Note: Related sections of the Indian Companies Act, 2013 will apply.
Part B: Financial Statement Analysis
Unit 3: Analysis of Financial Statements
Financial statements of a company: Statement of Profit and Loss and Balance Sheet in the prescribed form with major headings and sub headings (as per Schedule III to the Companies Act, 2013).
Financial Statement Analysis: Objectives, importance and limitations.
Tools for Financial Statement Analysis: Comparative statements, common size statements, cash flow analysis, ratio analysis.
Accounting Ratios: Objectives, classification and computation.
Liquidity Ratios: Current ratio and Quick ratio.
Solvency Ratios: Debt to Equity Ratio, Total Asset to Debt Ratio, Proprietary Ratio and Interest Coverage Ratio.
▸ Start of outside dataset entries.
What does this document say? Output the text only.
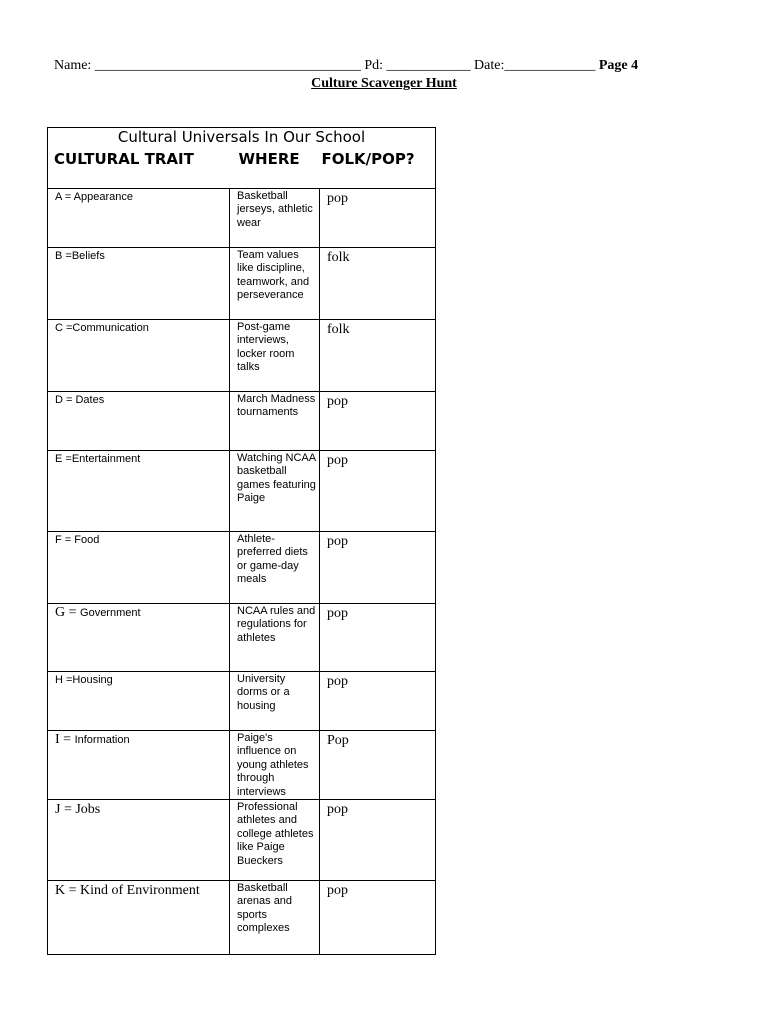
Name: ______________________________________ Pd: ____________ Date:_____________ Page 4
Culture Scavenger Hunt
Cultural Universals In Our School		
CULTURAL TRAIT	WHERE	FOLK/POP?
A = Appearance	Basketball jerseys, athletic wear	pop
B =Beliefs	Team values like discipline, teamwork, and perseverance	folk
C =Communication	Post-game interviews, locker room talks	folk
D = Dates	March Madness tournaments	pop
E =Entertainment	Watching NCAA basketball games featuring Paige	pop
F = Food	Athlete-preferred diets or game-day meals	pop
G = Government	NCAA rules and regulations for athletes	pop
H =Housing	University dorms or a housing	pop
I = Information	Paige's influence on young athletes through interviews	Pop
J = Jobs	Professional athletes and college athletes like Paige Bueckers	pop
K = Kind of Environment	Basketball arenas and sports complexes	pop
Activity Ratios: Inventory Turnover Ratio, Trade Receivables Turnover Ratio, Trade Payables Turnover Ratio and Working Capital Turnover Ratio.
Profitability Ratios: Gross Profit Ratio, Operating Ratio, Operating Profit Ratio, Net Profit Ratio and Return on Investment.
Unit 4: Cash Flow Statement
Meaning, objectives and preparation (as per AS 3 (Revised) (Indirect Method only)
Part B: Computerised Accounting
Unit 3: Computerised Accounting
Overview of Computerised Accounting System.
Introduction: Application in Accounting.
Features of Computerised Accounting System.
Structure of CAS.
Software Packages: Generic; Specific; Tailored.
Accounting Application of Electronic Spreadsheet.
Concept of electronic spreadsheet.
Features offered by electronic spreadsheet.
Application in generating accounting information – bank reconciliation statement; asset accounting; loan
repayment of loan schedule, ratio analysis
Data representation – graphs, charts and diagrams.
Using Computerized Accounting System.
Steps in installation of CAS, codification and Hierarchy of account heads, creation of accounts.
Data: Entry, validation and verification.
Adjusting entries, preparation of balance sheet, profit and loss account with closing entries and opening entries. Need and security features of the system.
Database Management System (DBMS)
Concept and Features of DBMS.
DBMS in Business Application.
Generating Accounting Information – Payroll.